Follow Us on Google News
The economic condition of Pakistan has been in a state of constant turmoil for the past few years. The country’s debt burden is increasing with each passing day, and the situation is further exacerbated by the COVID-19 pandemic. The country’s external debt has reached alarming levels, and Pakistan is struggling to repay its loans.
According to Bloomberg, Pakistan will have to pay another $3.07 billion in external debt by the end of June 2023. This is a significant amount, and it is putting a strain on the country’s finances.
The situation is further compounded by the fact that Pakistan is struggling to secure loans from international financial institutions like the International Monetary Fund (IMF). Despite the support of Saudi Arabia and the United Arab Emirates, Pakistan is finding it difficult to manage its external debt. Fitch Ratings has also indicated that China will roll over a debt of $2.4 billion next month. This means that Pakistan will have to pay $700 million in May and $3 billion in June, putting further pressure on its finances.
Pakistan’s GDP growth has also been affected by the economic challenges it faces. Recent data suggests that Pakistan’s GDP growth is expected to be 0.6% in 2023 and 2.0% in 2024. These figures are low compared to other developing countries in the region. Pakistan needs to take immediate steps to address these challenges and put the economy back on track.
The first step that Pakistan needs to take is to improve its revenue collection system. The country’s tax-to-GDP ratio is one of the lowest in the world, and this is a major cause of concern. Pakistan needs to broaden its tax base and introduce tax reforms that will make it easier for people to pay their taxes. This will help increase the country’s revenue and reduce its reliance on external loans.
The second step is to promote exports. Pakistan has a large potential for exports, but it is not being fully utilized. The government needs to take steps to promote exports and remove barriers that are hindering exports. This will help increase the country’s foreign exchange earnings and reduce its reliance on external loans.
The third step is to attract foreign investment. Pakistan has a lot of potential for foreign investment, but it is not being fully utilized. The government needs to take steps to attract foreign investors and create a conducive environment for them to invest in Pakistan. This will help create jobs, boost economic growth, and reduce the country’s reliance on external loans.
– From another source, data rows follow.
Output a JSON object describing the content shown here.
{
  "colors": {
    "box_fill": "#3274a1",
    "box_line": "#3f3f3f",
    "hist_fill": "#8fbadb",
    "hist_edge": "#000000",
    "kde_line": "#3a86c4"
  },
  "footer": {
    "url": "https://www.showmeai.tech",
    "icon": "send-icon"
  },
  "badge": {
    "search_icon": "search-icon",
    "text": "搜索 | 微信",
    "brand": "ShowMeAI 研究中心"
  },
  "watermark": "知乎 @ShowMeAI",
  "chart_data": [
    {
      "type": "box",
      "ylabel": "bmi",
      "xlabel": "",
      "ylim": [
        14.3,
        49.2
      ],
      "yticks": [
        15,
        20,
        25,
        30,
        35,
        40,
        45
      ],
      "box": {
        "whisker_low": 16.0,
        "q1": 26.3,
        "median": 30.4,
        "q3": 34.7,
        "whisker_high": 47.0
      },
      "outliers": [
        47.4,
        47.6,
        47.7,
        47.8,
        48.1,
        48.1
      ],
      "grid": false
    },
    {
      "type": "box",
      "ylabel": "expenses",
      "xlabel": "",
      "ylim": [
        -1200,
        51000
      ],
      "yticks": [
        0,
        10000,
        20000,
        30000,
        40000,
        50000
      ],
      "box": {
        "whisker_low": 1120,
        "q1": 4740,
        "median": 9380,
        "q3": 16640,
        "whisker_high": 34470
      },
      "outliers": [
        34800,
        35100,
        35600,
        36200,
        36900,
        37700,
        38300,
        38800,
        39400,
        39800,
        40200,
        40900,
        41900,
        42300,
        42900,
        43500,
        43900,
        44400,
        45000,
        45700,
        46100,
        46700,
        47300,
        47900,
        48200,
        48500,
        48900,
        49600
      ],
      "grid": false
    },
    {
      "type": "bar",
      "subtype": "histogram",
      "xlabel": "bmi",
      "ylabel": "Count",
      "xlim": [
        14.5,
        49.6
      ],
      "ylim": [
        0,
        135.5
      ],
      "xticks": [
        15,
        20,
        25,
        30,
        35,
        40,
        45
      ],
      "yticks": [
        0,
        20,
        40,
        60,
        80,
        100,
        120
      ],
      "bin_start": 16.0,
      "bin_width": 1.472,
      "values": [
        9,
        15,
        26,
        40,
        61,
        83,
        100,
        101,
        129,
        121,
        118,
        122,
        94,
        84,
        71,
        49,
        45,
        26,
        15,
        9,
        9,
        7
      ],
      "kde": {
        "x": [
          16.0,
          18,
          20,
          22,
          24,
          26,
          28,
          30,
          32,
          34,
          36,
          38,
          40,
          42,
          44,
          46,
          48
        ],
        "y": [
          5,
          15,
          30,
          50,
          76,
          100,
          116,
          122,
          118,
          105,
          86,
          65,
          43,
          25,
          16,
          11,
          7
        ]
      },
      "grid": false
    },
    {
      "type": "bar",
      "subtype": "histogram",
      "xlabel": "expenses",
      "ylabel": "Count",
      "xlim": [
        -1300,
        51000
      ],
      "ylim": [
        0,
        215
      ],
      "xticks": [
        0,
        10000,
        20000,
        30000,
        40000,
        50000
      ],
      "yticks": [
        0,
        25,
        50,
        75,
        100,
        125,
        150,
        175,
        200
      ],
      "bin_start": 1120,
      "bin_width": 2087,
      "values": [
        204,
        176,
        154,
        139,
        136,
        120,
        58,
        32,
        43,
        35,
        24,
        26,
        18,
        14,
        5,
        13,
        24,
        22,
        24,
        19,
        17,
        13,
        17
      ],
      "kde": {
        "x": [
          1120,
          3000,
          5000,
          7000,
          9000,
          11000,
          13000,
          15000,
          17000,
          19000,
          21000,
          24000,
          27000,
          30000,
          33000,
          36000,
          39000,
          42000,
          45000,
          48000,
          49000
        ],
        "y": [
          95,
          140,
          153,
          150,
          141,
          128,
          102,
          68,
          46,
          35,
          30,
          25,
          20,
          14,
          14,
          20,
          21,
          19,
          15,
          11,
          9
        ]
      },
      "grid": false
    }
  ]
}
Although Pakistan’s economic condition is poor, but it requires urgent attention. The country needs to take immediate steps to address the challenges it faces and put the economy back on track. Pakistan needs to improve its revenue collection system, promote exports, and attract foreign investment. These steps will help reduce the country’s reliance on external loans, boost economic growth, and create a better future for its people.